Tal Garfinkel et al. mention these, organizational issues within “When virtual is harder than real: security challenges in virtual machine based computing environments“:

  • Scaling. Virtualization simplifies the deployment of machines a lot. Therefore we have to consider that many more machines will be deployed compared to static environments without Virtualization. The effort of Organizational and Management-Tasks, like Patch-Management and Configuration, which often require manual interaction is rising and the attack surface is growing.
  • Transience. Machines appear and disappear often sporadically. Therefore the network doesn’t reach a well known, good configuration, which is hard do document because of these frequent changes. A virus infection is nearly impossible to remove in such a scenario, because infected machines appear and disappear frequently, infecting some new machines before disappearing again.
  • Software Lifecycle. We usually can reset virtual machines to a specific point through a Roll-Back-Mechanism. We snapshot a virtual machine when we guess it would be appropriate and put them back to that state later when an error occurred or if we have to recover the machine. We do not only recover a well known, working configuration of that machine. We recover already patched vulnerabilities, locked accounts, revoked cryptographic keys and so on.
  • Diversity. Virtualization could potentially increase the degree of heterogenicity, which admins usually avoid in means of security, because it complicates patch-management and other tasks.
  • Mobility. A machine’s mobility is much higher when dealing with virtual machines. We can live-migrate or copy the whole VM, including filesystem, on an other physical host within minutes. The Trusted Computing Base of a usual machine consists of a software and a hardware-stack. The Trusted Computing Base of a virtual machine consists of all stacks of all machines the virtual machine was ever running on. This could lead to very long trust dependencies. In addition, it could be hard to isolate a compromise or infection of virtual machines, because our virtual machines are highly mobile.
  • Identity. A Virtual Machines’s identity is harder to guess, because of its Mobility and Transience. In addition, a person, who responsible for the VM is harder to guess as well. A random MAC-address is assigned to each VM. Therefore, the reason and origin of specific security issues is harder to determine.
  • Data Lifetime. The Virtualization-Layer is an additional layer in a system. Operating Systems usually assume to control dedicated hardware. Therefore, Operating Systems assume a direct path to hardware ressources - the place they store data. When we use a VMM, the location and duration of sensitive data is not detectable and determinable by an OS, but sensitive data, like passwords or cryptoraphic keys, should stay as short as possible in a system.

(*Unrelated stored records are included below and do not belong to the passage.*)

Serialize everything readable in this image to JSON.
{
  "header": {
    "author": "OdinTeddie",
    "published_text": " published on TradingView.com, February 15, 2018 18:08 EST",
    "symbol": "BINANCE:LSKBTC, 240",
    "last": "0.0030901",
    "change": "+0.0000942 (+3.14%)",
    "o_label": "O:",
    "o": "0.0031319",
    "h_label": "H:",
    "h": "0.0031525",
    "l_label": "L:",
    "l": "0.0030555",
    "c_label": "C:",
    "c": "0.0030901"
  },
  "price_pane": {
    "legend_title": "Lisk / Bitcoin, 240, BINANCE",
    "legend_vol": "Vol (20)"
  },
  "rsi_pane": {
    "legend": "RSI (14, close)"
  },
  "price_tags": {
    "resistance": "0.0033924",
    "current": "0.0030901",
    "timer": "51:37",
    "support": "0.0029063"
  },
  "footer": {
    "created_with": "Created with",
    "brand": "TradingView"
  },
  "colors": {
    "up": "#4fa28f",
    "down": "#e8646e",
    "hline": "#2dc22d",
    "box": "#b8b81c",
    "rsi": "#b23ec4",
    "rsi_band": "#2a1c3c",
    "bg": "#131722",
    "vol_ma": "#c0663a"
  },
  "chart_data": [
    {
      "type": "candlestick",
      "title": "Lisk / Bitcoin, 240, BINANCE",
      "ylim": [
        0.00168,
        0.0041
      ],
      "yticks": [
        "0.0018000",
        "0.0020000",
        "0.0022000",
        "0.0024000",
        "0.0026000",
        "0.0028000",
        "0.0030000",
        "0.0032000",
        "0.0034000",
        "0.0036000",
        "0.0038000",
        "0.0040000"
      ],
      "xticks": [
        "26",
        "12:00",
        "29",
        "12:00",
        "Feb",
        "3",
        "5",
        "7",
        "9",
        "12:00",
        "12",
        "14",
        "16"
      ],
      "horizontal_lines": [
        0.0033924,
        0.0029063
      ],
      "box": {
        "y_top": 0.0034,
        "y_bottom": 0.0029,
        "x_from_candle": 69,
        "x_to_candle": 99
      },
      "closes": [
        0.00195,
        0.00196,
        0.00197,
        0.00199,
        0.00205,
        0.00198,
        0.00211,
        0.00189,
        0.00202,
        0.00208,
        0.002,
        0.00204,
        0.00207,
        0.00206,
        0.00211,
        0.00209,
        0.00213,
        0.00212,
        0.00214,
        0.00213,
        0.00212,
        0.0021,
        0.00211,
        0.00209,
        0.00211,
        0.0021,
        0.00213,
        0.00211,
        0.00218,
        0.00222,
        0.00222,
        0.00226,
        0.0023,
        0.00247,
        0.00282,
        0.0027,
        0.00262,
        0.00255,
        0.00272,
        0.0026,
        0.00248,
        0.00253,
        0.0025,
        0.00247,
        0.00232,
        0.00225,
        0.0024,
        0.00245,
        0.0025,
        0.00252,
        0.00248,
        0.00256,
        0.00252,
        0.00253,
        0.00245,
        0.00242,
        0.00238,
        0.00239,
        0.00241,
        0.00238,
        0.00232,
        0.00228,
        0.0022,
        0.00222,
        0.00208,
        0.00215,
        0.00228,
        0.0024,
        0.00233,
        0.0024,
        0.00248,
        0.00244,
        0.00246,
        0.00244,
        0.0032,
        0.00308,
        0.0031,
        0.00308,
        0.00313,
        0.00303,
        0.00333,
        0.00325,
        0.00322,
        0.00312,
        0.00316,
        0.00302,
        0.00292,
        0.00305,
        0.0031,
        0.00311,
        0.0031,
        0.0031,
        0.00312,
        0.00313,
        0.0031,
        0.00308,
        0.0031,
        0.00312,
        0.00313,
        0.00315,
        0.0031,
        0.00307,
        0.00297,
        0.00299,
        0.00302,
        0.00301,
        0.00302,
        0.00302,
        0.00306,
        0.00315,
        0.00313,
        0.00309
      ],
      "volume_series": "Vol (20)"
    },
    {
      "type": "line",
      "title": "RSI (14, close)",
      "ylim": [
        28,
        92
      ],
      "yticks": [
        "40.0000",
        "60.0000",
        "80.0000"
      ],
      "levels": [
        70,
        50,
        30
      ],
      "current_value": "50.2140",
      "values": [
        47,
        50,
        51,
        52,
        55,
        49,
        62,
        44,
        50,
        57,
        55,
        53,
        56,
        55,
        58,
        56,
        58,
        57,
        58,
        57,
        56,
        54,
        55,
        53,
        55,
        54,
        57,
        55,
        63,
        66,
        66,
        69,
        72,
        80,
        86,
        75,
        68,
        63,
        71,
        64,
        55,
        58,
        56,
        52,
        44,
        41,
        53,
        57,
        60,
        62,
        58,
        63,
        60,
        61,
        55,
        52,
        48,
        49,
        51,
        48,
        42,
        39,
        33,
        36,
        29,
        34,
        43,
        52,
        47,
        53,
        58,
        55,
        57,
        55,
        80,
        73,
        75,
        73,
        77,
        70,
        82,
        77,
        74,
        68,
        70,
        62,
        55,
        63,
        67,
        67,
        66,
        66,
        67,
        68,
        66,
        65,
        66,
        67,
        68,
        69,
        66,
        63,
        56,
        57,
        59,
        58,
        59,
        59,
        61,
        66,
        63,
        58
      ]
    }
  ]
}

An enterprise usually drives components with different needs for security. A VMM enables us to run all these components on a single VMM potentially (if we don’t take limited ressources into account), but not every VMM is suitable to run machines with high security needs on top of them (compare S.J. Vaughan-Nichols. “Virtualization sparks security concerns”) and a VMM’s need for security is the sum of all its guests.

A VMM’s Administrator has unrestricted access to every Virtual Machine running on that particular VMM, because the admin has unrestricted access to the hardware ressources the Virtual Machines rely on. Therefore, an admin has to be trustworthy and has to be considered as admin (aka root) of all Virtual Machines running on that VMM - that’s maybe hard and not applicable. In addition, a Virtual Machine could be highly mobile (when we are relocating it all the time) and each VMM could be administered by an other person. Therefore, we have to consider all admins of all VMMs we would like to run our VM on as admin of our VM - that is nearly never applicable.